Mendadak saya lebih takut ketika saya dipanggil menghadapNya dalam keadaan 'telanjang'. Tak tertutup karena aurat masih kemana-mana, meski hanya kepala atau separuh lengan dan kaki yang terbuka. Saya mau membuktikan cinta saya padaNya. Dalam sujud terakhir di atas sajadah, saya bisikkan pelan tapi kuat, "Ya Allah, kuatkan hamba ya Allah kuatkan kuatkan, hamba berserah hanya padaMu, sungguh hanya pada pertolonganMu". Bismillah.

Friday, 13 March 2015

Iya Saya Ikhlas Angkat Galon!

Suatu malam pulang dari jalan-jalan dan haus sekali, saya masuk mess mengambil gelas. Bergegas menekan dispenser dan tak setetes pun air keluar, saya tengok lebih dekat, ternyata air habis.

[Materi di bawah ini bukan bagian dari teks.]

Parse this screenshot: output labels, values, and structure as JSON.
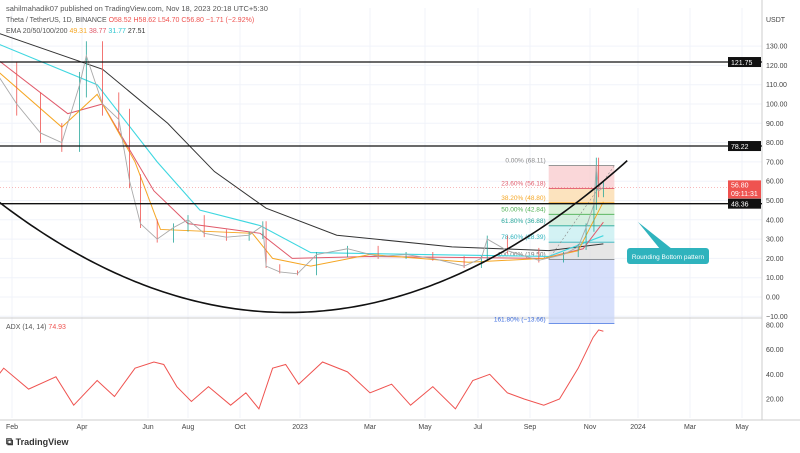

Kejadian yang selalu terulang lagi dan lagi.
Menyadari bahwa air galon habis, saya menggerutu, "Selalu harus sayakah yang mengangkat galon dan mengisi dispensernya?" sambil tetap mengangkat galon baru ke dispenser supaya saya bisa minum.

Saya mengeluh lagi tepat di depan kawan saya yang malam itu menraktir nasi goreng terenak di Batu Kajang. Kebetulan dia mampir ke mess dan juga meminta air minum.

Dia mendadak berubah ekspresi begitu mendengar gerutuan saya tentang angkat galon, "Saya ngga suka kamu ngeluh, ngga perlu mengatakan sesuatu yang ngga penting, percuma kalau melakukan sesuatu habis itu mengeluh, berkahnya hilang."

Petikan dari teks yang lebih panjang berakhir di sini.